There he founded a magazine Otadžbina (Fatherland), and formed a political group, which advocated a fight against the Austro-Hungarian occupation, and especially a fierce struggle against the remains of feudal slavery. As a national and social revolutionary Kočić was favoured among peasants and progressive youth, and as such he was elected as a member of Bosanski sabor (Bosnian parliament) in Sarajevo.

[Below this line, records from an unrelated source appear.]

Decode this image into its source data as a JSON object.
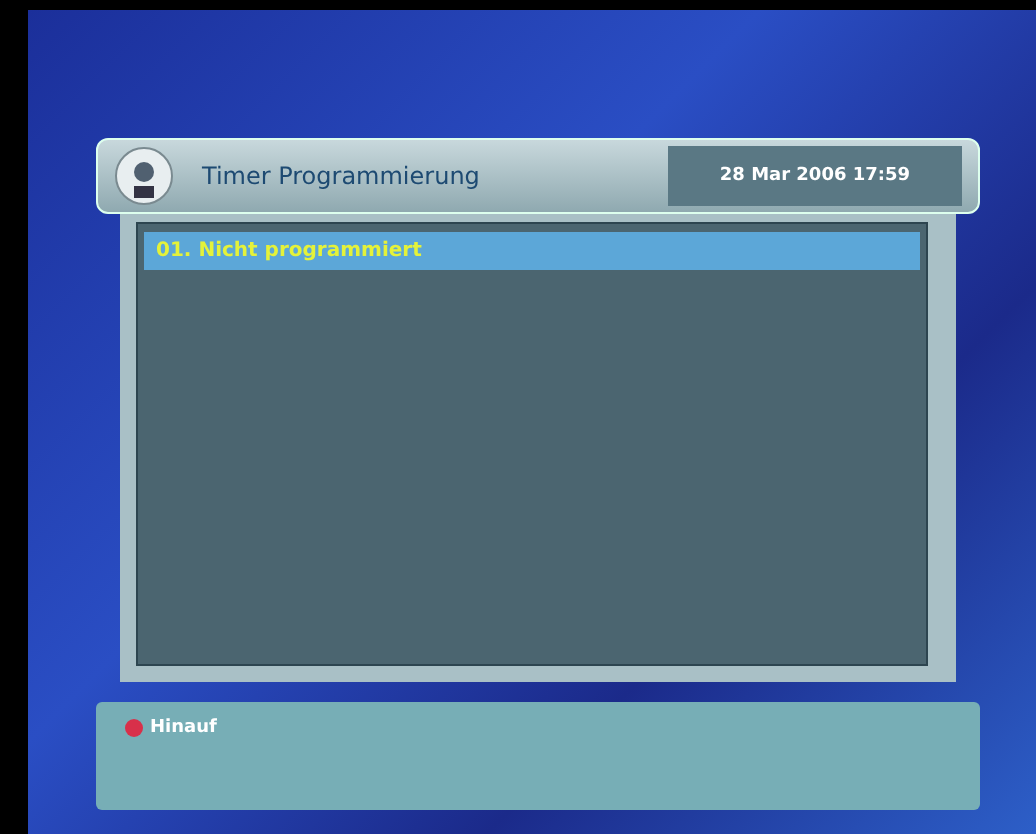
{
  "header": {
    "title": "Timer Programmierung",
    "datetime": "28 Mar 2006 17:59"
  },
  "list": {
    "rows": [
      {
        "label": "01. Nicht programmiert",
        "selected": true
      }
    ]
  },
  "footer": {
    "hint": "Hinauf"
  }
}
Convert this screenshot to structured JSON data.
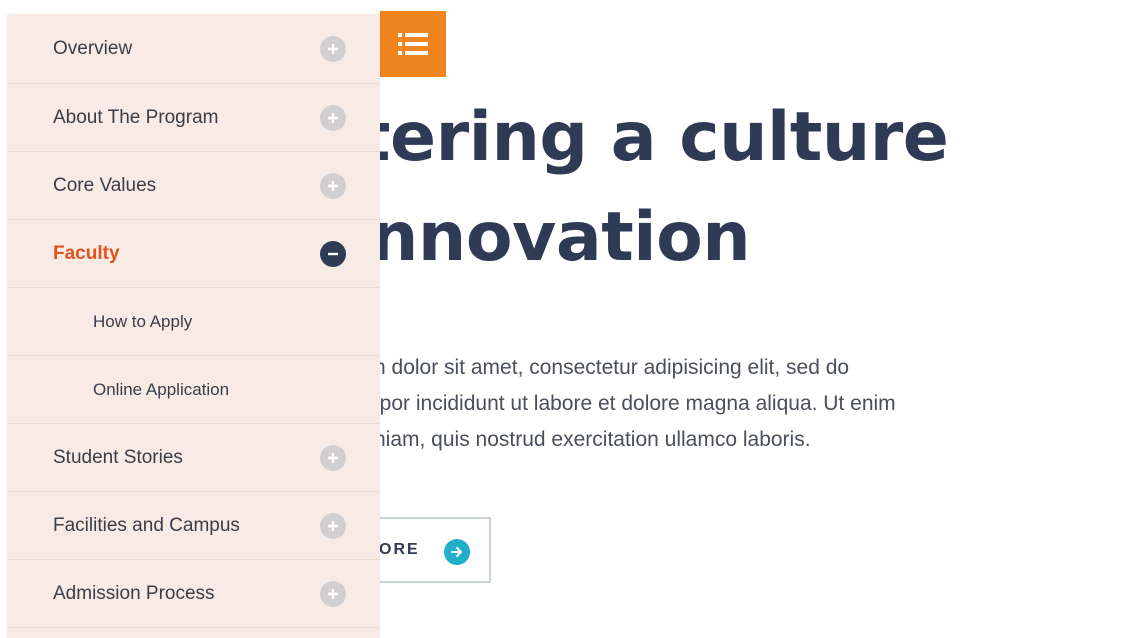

In 1907, the Bosnian Orthodox formed the Bosanska pravoslavna narodna organizacija (Bosnian Orthodox National Organization), headed by Petar Kočić, whose platform claimed Bosnia and Herzegovina for the Bosnia and a Bosnian national identity for Muslims and Orthodox. Austria recognized Petar Kočić as a serious enemy, continuously persecuting and repeatedly arresting him between 1907 and 1909 for his activities. On the eve of World War I and the subsequent South Slavic unification, he started to show signs of a nervous breakdown, and was taken to Belgrade for treatment. He died in a Belgrade mental hospital, not having lived to see the liberation and unification of South Slavs.

Works[edit]

In the beginning of the twentieth century Banja Luka region yielded one of Bosnia's outstanding political tribunes, and one of the best storytellers in the literature of the Serbian people—Petar Kočić—whose works immortalized this world in its vital essence. Kočić's literary works presents Krajina snowstorms and hardships, evokes the dreams and discourses of this explosive region where Turks and Austrians flaunt their power and might in the face of a people who want to be rid of both of these foreign lots.

Kočić enriched Serbian literature with three, popular collections of tales, namely From the Top and Bottom of a Mountain (С планине и испод планине, 1902–1905), Howls from Zmijanje (Јауци са Змијања, 1910). His two short stories — Badger on Tribunal (Јазавац пред судом) and Trials (Суданија), first in a form of play, and second in a form of dialogue — are excellent satires on the political and social life of the Serbs in Bosnia and Herzegovina.

Serbian prose writers of that period demonstrated many traits in common with the Russians, with Maxim Gorky (Petar Kočić and Ivo Čipiko) and with Fyodor Dostoyevsky (Bora Stanković).